– Wstrzymaj oddech. No, rób, co mówię. To ważne. WSTRZYMAJ ODDECH. Ona nie może nas usłyszeć.
– Już?
– Powiem ci, kiedy już. Zatkaj nos. Cicho. Ona tu idzie. Słyszysz? Stuk, stuk, stuk. Jeszcze chwilę, jeszcze moment. Dasz radę.
***
Chcę zdradzić ci sekret.
Nie wiem tylko, czy mogę ci zaufać?
***
– No, już. Możesz oddychać. Poszła sobie. Ale musisz mi obiecać, że będziesz robił, co mówię. Ona jest straszna.
– Robię! – zapewniasz mnie gorąco.
Ale w zeszłym miesiącu skończyłam już siedem lat i wiem, że nie wierzy się wszystkiemu, co mówią chłopcy. Tak powtarza mama, odkąd tata zabrał wojskowy plecak i wysokie buty, co tak głośno tupią, i zniknął. Nie wiem, gdzie jest. Nie wiem, kiedy wróci. Wszystko, co mam, to słowa mamy, a mama co chwila mówi coś innego.
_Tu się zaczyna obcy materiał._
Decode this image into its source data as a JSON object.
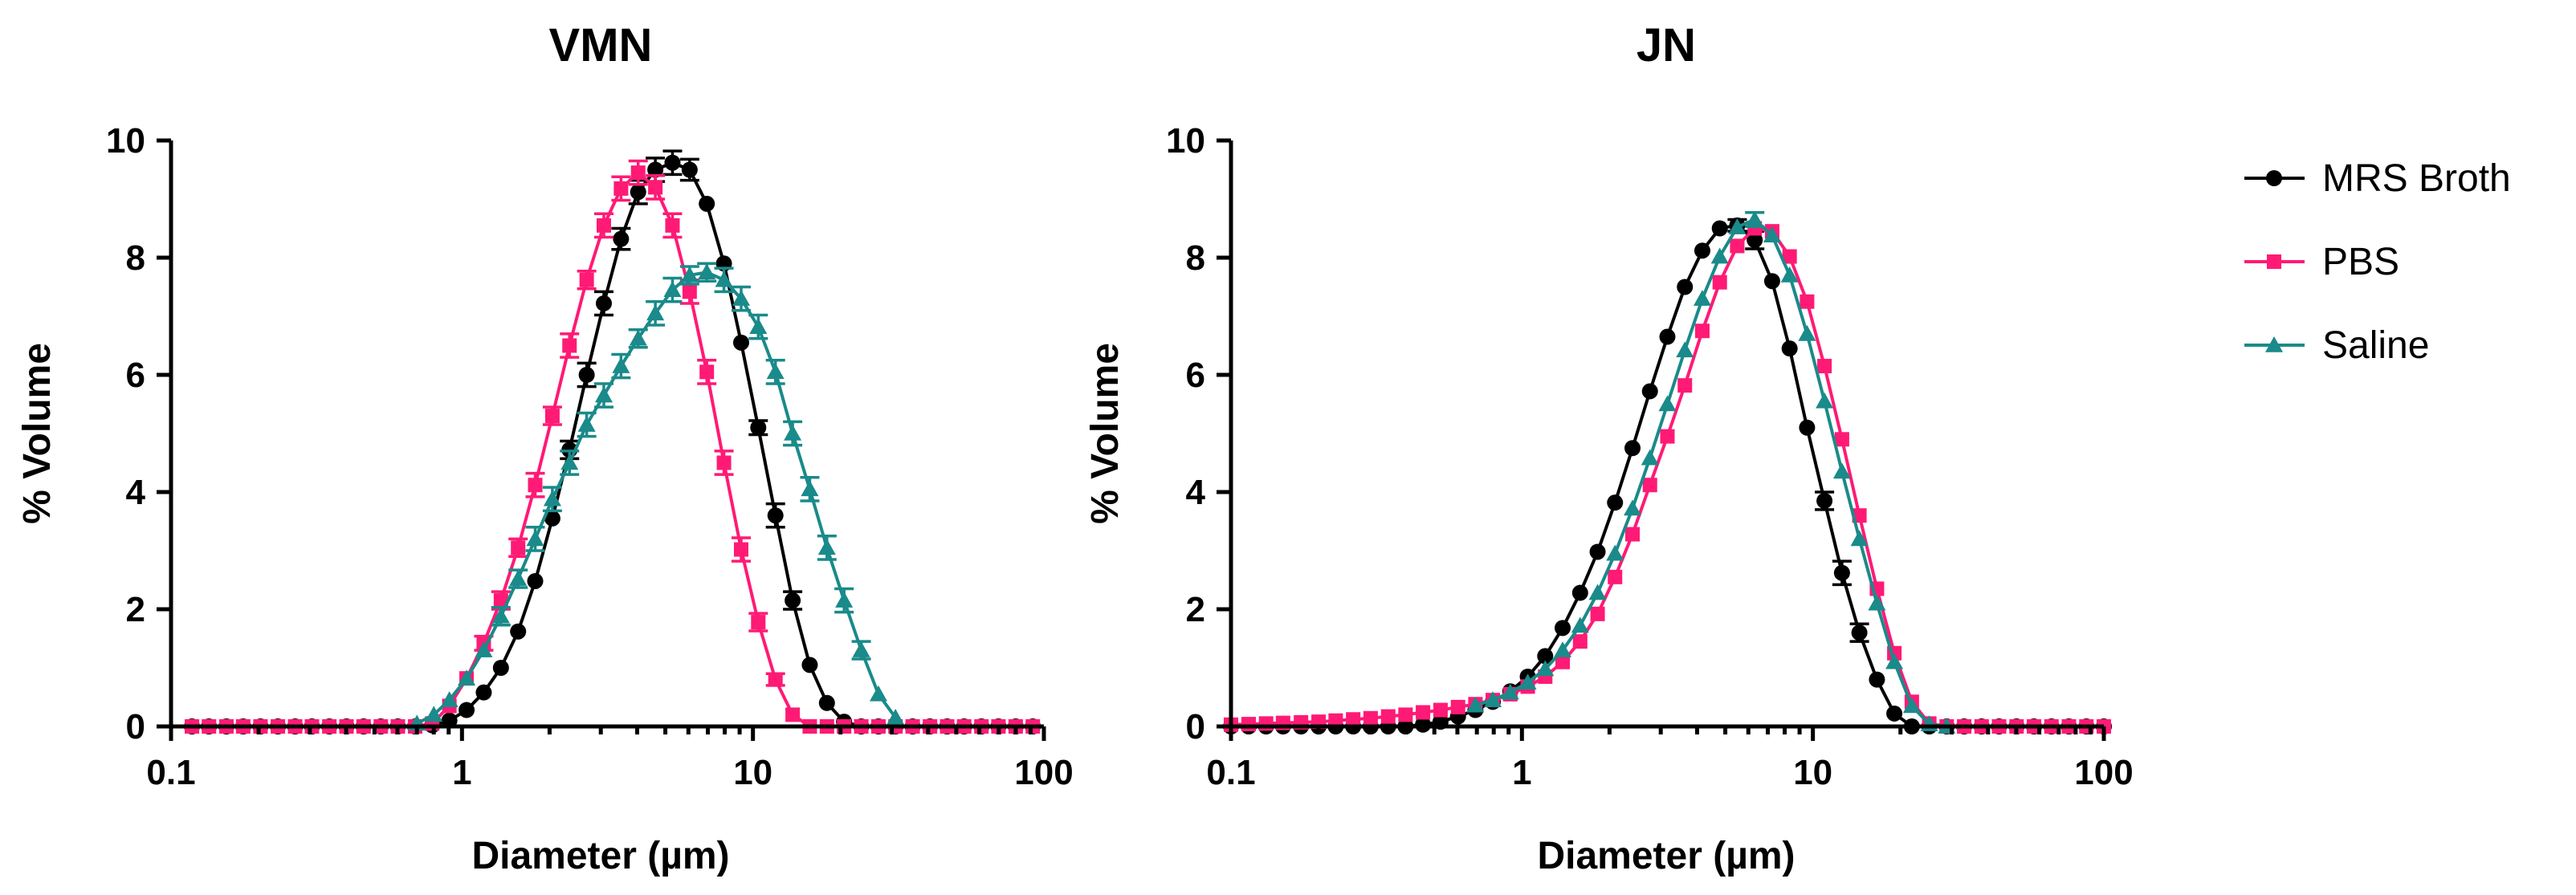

Przypadkiem się dowiedziałam o tym plecaku i wciąż mam jej to za złe.
– Dzięki temu wiem też, że nie wierzy się mamom – wyjaśniam.
Patrzysz na mnie jak cielę. Nie dość, że jesteś całe pół roku młodszy, to jeszcze masz dwoje rodziców. Od niedawna mieszkamy razem, ty, twoi rodzice i moja rodzina. Dom jest duży, a odkąd tata zniknął, przenieśliśmy się wszyscy do jednego pokoju. Ale nie poznałam innych współlokatorów, tylko ciebie, Jacek.
Kicham.
– To przez ten kurz – mówisz. – Chodź do piaskownicy, tam mi powiesz sekret.
– Nie mogę. Muszę ci go pokazać. Inaczej mi nie uwierzysz.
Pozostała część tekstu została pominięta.